Stroke. 2009 Feb;40(2):618-25. doi: 10.1161/STROKEAHA.108.524447. Epub 2008 Dec 18.
p53-upregulated modulator of apoptosis (PUMA), a BH3-only member of the Bcl-2 protein family, is required for p53-dependent and -independent forms of apoptosis. PUMA localizes to mitochondria and interacts with antiapoptotic Bcl-2 and Bcl-X(L) or proapoptotic Bax in response to death stimuli. Although studies have shown that PUMA is associated with pathomechanisms of cerebral ischemia, clearly defined roles for PUMA in ischemic neuronal death remain unclear. The purpose of this study was to determine potential roles for PUMA in cerebral ischemia.
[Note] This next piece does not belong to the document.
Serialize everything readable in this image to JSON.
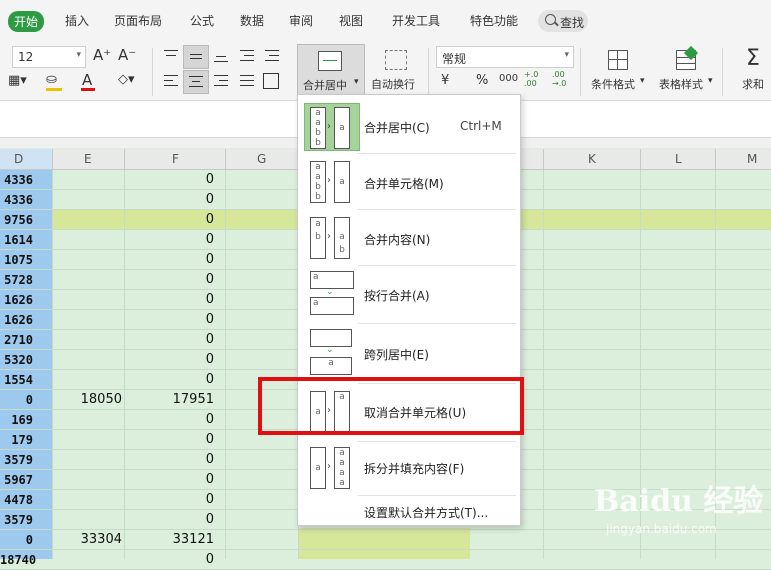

Five minutes of transient global cerebral ischemia (tGCI) were induced by bilateral common carotid artery occlusion combined with hypotension.
PUMA was upregulated in vulnerable hippocampal CA1 neurons after tGCI as shown by immunohistochemistry. In Western blot and coimmunoprecipitation analyses, PUMA localized to mitochondria and was bound to Bcl-X(L) and Bax in the hippocampal CA1 subregion after tGCI. PUMA upregulation was inhibited by pifithrin-alpha, a specific inhibitor of p53, suggesting that PUMA is partly controlled by the p53 transcriptional pathway after tGCI. Furthermore, reduction in oxidative stress by overexpression of copper/zinc superoxide dismutase, which is known to be protective of vulnerable ischemic hippocampal neurons, inhibited PUMA upregulation and subsequent hippocampal CA1 neuronal death after tGCI.
These results imply a potential role for PUMA in delayed CA1 neuronal death after tGCI and that it could be a molecular target for therapy.
凋亡上调调节因子(PUMA)是Bcl-2蛋白家族中仅含BH3结构域的成员,在p53依赖和非依赖的凋亡形式中均发挥作用。PUMA定位于线粒体,并在死亡刺激下与抗凋亡蛋白Bcl-2和Bcl-X(L)或促凋亡蛋白Bax相互作用。尽管研究表明PUMA与脑缺血的发病机制相关,但PUMA在缺血性神经元死亡中的确切作用仍不清楚。本研究的目的是确定PUMA在脑缺血中的潜在作用。
通过双侧颈总动脉闭塞联合低血压诱导5分钟的短暂全脑缺血(tGCI)。
免疫组化显示,tGCI后易损的海马CA1神经元中PUMA表达上调。蛋白质印迹和免疫共沉淀分析表明,tGCI后海马CA1亚区的PUMA定位于线粒体,并与Bcl-X(L)和Bax结合。p53特异性抑制剂pifithrin-α可抑制PUMA的上调,提示tGCI后PUMA部分受p53转录途径调控。此外,过表达已知对易损缺血海马神经元具有保护作用的铜/锌超氧化物歧化酶来降低氧化应激,可抑制tGCI后PUMA的上调及随后的海马CA1神经元死亡。
这些结果表明PUMA在tGCI后延迟的CA1神经元死亡中可能发挥作用,并且它可能是一个治疗靶点。